I'm currently reading Daniel Kahnemann's Thinking, Fast and Slow, which is - how to put it? - a better book than Blink. In one chapter, he summarizes the results of antagonistic collaboration on the topic of the trustworthiness of expert intuition with a researcher called Gary Klein (Klein trusted expert intuition, Kahnemann didn't). They found that experts need the following to develop trustworthy intuitions (p. 240):
- an environment that is sufficiently regular to be predictable
- an opportunity to learn these regularities through prolonged practice
That may sound a bit obvious (once you know about it), but has a number of interesting implications.
One, this explains why you cannot predict growth or crime rates: the environment's just too darn irregular.

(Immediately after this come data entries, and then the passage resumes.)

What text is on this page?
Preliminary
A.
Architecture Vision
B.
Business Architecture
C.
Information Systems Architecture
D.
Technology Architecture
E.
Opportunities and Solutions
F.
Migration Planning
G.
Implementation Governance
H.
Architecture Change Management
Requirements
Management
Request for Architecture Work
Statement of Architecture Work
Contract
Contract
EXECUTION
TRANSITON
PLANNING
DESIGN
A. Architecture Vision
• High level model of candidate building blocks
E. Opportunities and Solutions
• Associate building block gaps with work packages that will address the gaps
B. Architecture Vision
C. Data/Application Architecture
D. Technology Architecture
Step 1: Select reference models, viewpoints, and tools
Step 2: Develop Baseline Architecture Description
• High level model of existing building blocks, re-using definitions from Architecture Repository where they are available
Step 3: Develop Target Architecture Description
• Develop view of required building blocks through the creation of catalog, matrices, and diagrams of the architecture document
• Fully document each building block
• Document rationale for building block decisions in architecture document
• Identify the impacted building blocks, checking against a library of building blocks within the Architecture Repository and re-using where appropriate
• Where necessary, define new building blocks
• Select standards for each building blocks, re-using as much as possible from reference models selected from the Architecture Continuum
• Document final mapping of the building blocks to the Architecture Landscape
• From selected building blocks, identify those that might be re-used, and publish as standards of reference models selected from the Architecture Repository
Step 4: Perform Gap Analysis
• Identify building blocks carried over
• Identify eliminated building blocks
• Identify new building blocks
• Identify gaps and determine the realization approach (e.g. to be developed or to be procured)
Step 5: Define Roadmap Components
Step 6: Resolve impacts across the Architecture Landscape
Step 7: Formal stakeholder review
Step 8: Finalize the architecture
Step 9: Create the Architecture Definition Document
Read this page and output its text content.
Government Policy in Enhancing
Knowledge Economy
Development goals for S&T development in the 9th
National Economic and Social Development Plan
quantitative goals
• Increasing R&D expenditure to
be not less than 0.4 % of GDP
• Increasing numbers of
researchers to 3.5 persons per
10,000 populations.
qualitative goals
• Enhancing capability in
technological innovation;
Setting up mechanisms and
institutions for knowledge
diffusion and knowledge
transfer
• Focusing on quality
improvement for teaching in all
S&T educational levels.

Or when the next large-scale terrorist attack on U.S. soil is to be expected: perhaps they will turn out to be highly regular, but if so, there's been no opportunity to learn that.
Two, these are exactly the conditions under which systematic prediction (say, using a regression model) also works. That is, there seem to be no cases when intuition works, but deliberation cannot. Intuition may be quicker, but it's not some magic pipeline into otherwise inaccessible truths.
Three, this gives you a rule for when to trust your own intuitions. You are probably an expert in something, such as your wife's facial expressions. If they have a stable relationship to your wife's psychological states and you've had ample opportunity to learn about that relationship, your intuitions about what they mean are probably trustworthy. On the other hand, your intuitions about what your newly-acquired lover's facial expressions mean may be off the mark.